Lack of efficacy of resveratrol on C-reactive protein and selected cardiovascular risk factors--Results from a systematic review and meta-analysis of randomized controlled trials.

Author information

Biotechnology Research Center, Mashhad University of Medical Sciences, Mashhad, Iran; Metabolic Research Centre, Royal Perth Hospital, School of Medicine and Pharmacology, University of Western Australia, Perth, Australia.
Department of Functional Sciences, Discipline of Pathophysiology, "Victor Babes" University of Medicine and Pharmacy, Timisoara, Romania.
Department of Functional Sciences, Discipline of Public Health, "Victor Babes" University of Medicine and Pharmacy, Timisoara, Romania.
Heart Disease Prevention Program, Division of Cardiology, University of California, Irvine, CA, USA.
Department of Epidemiology, University of Alabama at Birmingham, Birmingham, AL, USA.
Department of Epidemiology, Erasmus MC-University Medical Center Rotterdam, Rotterdam, The Netherlands.
Department of Clinical Biochemistry, Royal Free Campus, University College London Medical School, University College London (UCL), London, UK.
Biomedical Department of Internal Medicine and Medical Specialties, University of Palermo, Italy.
Chair of Nephrology and Hypertension, Medical University of Lodz, Poland.
Department of Medicine and Division of Cardiology, Emory University, Atlanta, GA, USA.
University of Birmingham Centre for Cardiovascular Sciences, City Hospital, Birmingham, UK.
Department of Hypertension, Chair of Nephrology and Hypertension, Medical University of Lodz, Poland. Electronic address:



Numerous studies have suggested that oral supplementation with resveratrol exerts cardioprotective effects, but evidence of the effects on C-reactive protein (CRP) plasma levels and other cardiovascular (CV) risk factors is inconclusive. Therefore, we performed a meta-analysis to evaluate the efficacy of resveratrol supplementation on plasma CRP concentrations and selected predictors of CV risk.

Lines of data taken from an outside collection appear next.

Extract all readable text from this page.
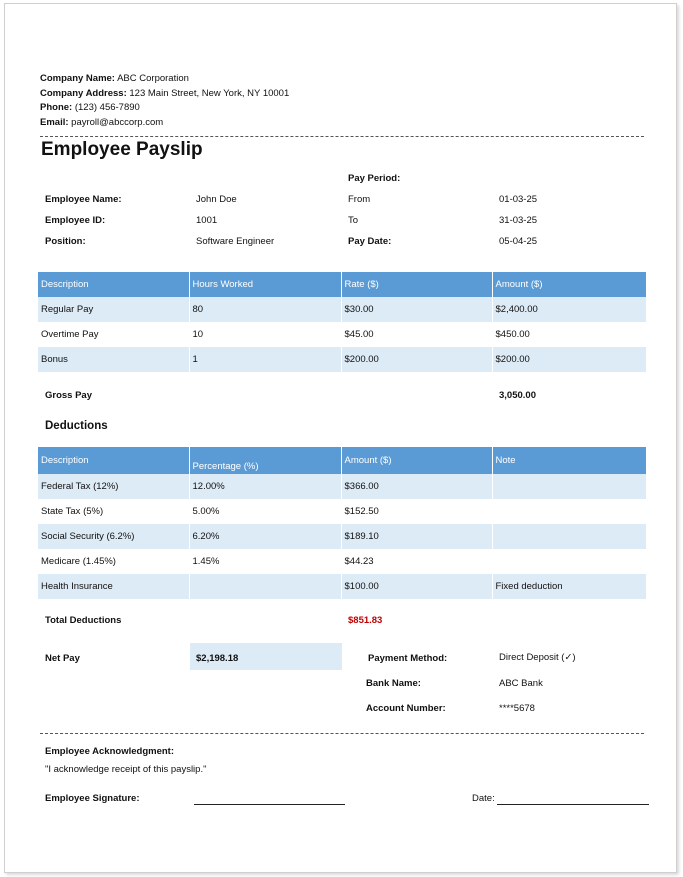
Company Name: ABC Corporation
Company Address: 123 Main Street, New York, NY 10001
Phone: (123) 456-7890
Email: payroll@abccorp.com
Employee Payslip
Pay Period:
Employee Name:	John Doe	From	01-03-25
Employee ID:	1001	To	31-03-25
Position:	Software Engineer	Pay Date:	05-04-25
Description	Hours Worked	Rate ($)	Amount ($)
Regular Pay	80	$30.00	$2,400.00
Overtime Pay	10	$45.00	$450.00
Bonus	1	$200.00	$200.00
Gross Pay	3,050.00
Deductions
Description	Percentage (%)	Amount ($)	Note
Federal Tax (12%)	12.00%	$366.00	
State Tax (5%)	5.00%	$152.50	
Social Security (6.2%)	6.20%	$189.10	
Medicare (1.45%)	1.45%	$44.23	
Health Insurance		$100.00	Fixed deduction
Total Deductions	$851.83
Net Pay	$2,198.18	Payment Method:	Direct Deposit (✓)
Bank Name:	ABC Bank
Account Number:	****5678
Employee Acknowledgment:
"I acknowledge receipt of this payslip."
Employee Signature:	Date:
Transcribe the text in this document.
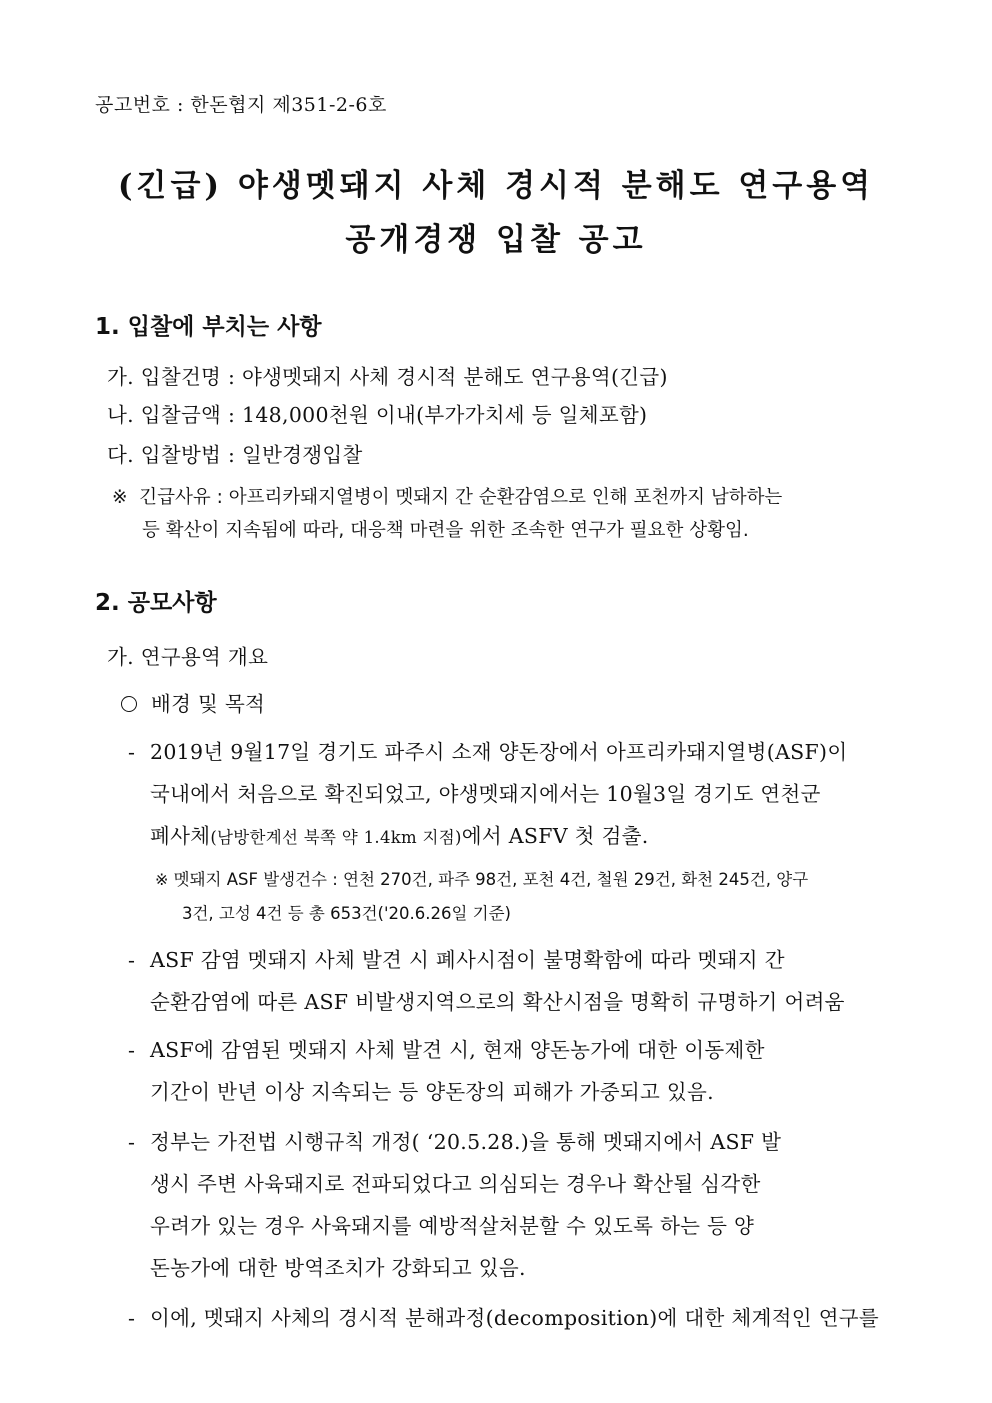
공고번호 : 한돈협지 제351-2-6호
(긴급) 야생멧돼지 사체 경시적 분해도 연구용역
공개경쟁 입찰 공고
1. 입찰에 부치는 사항
가. 입찰건명 : 야생멧돼지 사체 경시적 분해도 연구용역(긴급)
나. 입찰금액 : 148,000천원 이내(부가가치세 등 일체포함)
다. 입찰방법 : 일반경쟁입찰
※ 긴급사유 : 아프리카돼지열병이 멧돼지 간 순환감염으로 인해 포천까지 남하하는
등 확산이 지속됨에 따라, 대응책 마련을 위한 조속한 연구가 필요한 상황임.
2. 공모사항
가. 연구용역 개요
배경 및 목적
- 2019년 9월17일 경기도 파주시 소재 양돈장에서 아프리카돼지열병(ASF)이
국내에서 처음으로 확진되었고, 야생멧돼지에서는 10월3일 경기도 연천군
폐사체(남방한계선 북쪽 약 1.4km 지점)에서 ASFV 첫 검출.
※ 멧돼지 ASF 발생건수 : 연천 270건, 파주 98건, 포천 4건, 철원 29건, 화천 245건, 양구
3건, 고성 4건 등 총 653건('20.6.26일 기준)
- ASF 감염 멧돼지 사체 발견 시 폐사시점이 불명확함에 따라 멧돼지 간
순환감염에 따른 ASF 비발생지역으로의 확산시점을 명확히 규명하기 어려움
- ASF에 감염된 멧돼지 사체 발견 시, 현재 양돈농가에 대한 이동제한
기간이 반년 이상 지속되는 등 양돈장의 피해가 가중되고 있음.
- 정부는 가전법 시행규칙 개정( ‘20.5.28.)을 통해 멧돼지에서 ASF 발
생시 주변 사육돼지로 전파되었다고 의심되는 경우나 확산될 심각한
우려가 있는 경우 사육돼지를 예방적살처분할 수 있도록 하는 등 양
돈농가에 대한 방역조치가 강화되고 있음.
- 이에, 멧돼지 사체의 경시적 분해과정(decomposition)에 대한 체계적인 연구를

The search included PUBMED, Cochrane Library, Web of Science, Scopus, and EMBASE (up to August 31, 2014) to identify RCTs investigating the effects of resveratrol supplementation on selected CV risk factors. Quantitative data synthesis was performed using a random-effects model, with weighted mean difference (WMD) and 95% confidence intervals (CI) as summary statistics.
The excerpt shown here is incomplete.